La lumière se fit alors dans son esprit.
- Vous lui avez demandé de m'assommer ! accusa-t-il en désignant le quinquagénaire, s'émerveillant d'être encore en vie à la suite du coup qu'il avait reçu. Pour me capturer ! Ce n'était pas un combat juste !
- La justice, comme je l'avais déduit ! jubila Sherlock Holmes en descendant tranquillement l'escalier. Mais laissez-moi vous préciser une chose. Ce n'était pas un combat juste pour la simple et bonne raison que vous m'auriez fait capturer par vos hommes pour vous épargner le besoin de le faire vous-même. Mais même dans le cas où vous vous en seriez chargé, je ne l'aurais pas davantage considéré en tant que tel.
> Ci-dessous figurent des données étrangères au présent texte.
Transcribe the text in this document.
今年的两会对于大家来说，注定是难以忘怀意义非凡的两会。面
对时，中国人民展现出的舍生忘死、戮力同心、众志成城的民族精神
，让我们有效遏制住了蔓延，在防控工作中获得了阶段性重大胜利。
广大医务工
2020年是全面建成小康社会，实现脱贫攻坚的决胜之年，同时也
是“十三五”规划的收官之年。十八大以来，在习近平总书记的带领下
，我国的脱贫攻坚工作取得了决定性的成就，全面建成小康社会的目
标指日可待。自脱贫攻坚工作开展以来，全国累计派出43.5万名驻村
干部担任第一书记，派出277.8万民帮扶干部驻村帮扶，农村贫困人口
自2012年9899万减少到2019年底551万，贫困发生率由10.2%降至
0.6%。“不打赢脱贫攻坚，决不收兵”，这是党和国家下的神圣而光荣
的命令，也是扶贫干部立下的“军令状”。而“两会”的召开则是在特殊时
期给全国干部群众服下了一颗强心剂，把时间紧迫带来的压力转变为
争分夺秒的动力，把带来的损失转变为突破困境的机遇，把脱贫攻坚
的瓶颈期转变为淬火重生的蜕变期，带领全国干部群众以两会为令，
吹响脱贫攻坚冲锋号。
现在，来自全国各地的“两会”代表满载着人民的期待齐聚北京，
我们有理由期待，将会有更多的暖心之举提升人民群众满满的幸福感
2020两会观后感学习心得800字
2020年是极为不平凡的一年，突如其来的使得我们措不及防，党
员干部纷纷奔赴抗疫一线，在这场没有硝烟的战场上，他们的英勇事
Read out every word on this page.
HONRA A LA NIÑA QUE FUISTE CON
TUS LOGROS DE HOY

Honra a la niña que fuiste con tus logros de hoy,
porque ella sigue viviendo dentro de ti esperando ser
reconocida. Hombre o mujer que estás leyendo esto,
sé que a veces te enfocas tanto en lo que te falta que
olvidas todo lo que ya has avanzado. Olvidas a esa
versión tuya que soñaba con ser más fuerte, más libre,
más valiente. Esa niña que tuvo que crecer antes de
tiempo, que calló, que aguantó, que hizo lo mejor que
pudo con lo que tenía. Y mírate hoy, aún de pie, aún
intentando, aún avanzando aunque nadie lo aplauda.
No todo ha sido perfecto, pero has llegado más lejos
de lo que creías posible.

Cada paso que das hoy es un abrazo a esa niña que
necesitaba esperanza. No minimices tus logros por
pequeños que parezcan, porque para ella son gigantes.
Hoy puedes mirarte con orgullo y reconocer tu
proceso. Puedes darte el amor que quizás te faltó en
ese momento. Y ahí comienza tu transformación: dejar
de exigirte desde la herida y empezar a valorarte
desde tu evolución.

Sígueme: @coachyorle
Un combat n'est juste que lorsqu'il est à mort. Quel intérêt autrement, sinon pour frimer ? ajouta-t-il avec dédain.
Mais John n'écoutait à peine, soudain trop occupé à balayer le navire du regard.
- Où est mon équipage ? s'alarma-t-il. Où sont mes hommes ?
Les rumeurs étaient-elles vraies ? Il redoutait de le savoir.
- J'ai bien peur qu'ils ne se plaisaient pas autant que nous ici, fit le capitaine pirate avec une moue contrite. Alors nous les avons poliment renvoyés. Là-bas.
D'un doigt innocent, il désigna un point sur l'horizon. John le suivit du regard. Le soleil de plomb scintillait sur l'étendue bleutée, excepté à un endroit.
- De toute façon, ils n'avaient pas grand chose à faire sur ce navire s'ils ne voulaient pas se faire pirates ; nos vivres ne sont pas suffisantes pour nourrir une quarantaine d'hommes supplémentaires avant que nous ne regagnions la terre. Et puis, je ne fais pas dans le commerce d'esclaves. Négocier de la marchandise, c'est d'un ennui...
Si les cordes ne l'avaient pas retenu, l'officier se serait effondré à coup sûr alors qu'il prenait lentement conscience de la cruelle vérité.
Ses hommes. À la mer. Il avait beau plisser les yeux et essayer de distinguer quelque mouvement de vie, la tâche sombre restait inerte.
Pantelant, levant lentement les yeux vers l'homme responsable de ce massacre, il sentit l'abattement laisser place à la rage, laquelle bouillait comme de la lave dans son sang.
- Vous êtes un monstre, proféra-t-il.
- Sherlock Holmes le Sanguinaire, Sherlock Holmes la Terreur des sept mers, ça vous dit quelque chose ? répondit-il en haussant les sourcils. Il afficha une moue chiffonnée. Même si je dois dire que je n'affectionne pas particulièrement ces surnoms... Mais oh ! J'oubliais : vous n'êtes pas quelqu'un que l'on convint aisément. Il vous faut des éléments tangibles pour croire. Peut-être que vous vous attendiez à une épée en bois, après tout. Quel dommage ! Toutes les lames dont nous disposons sont forgées dans l'acier le plus pur ; vous aurez du mal à trouver votre bonheur.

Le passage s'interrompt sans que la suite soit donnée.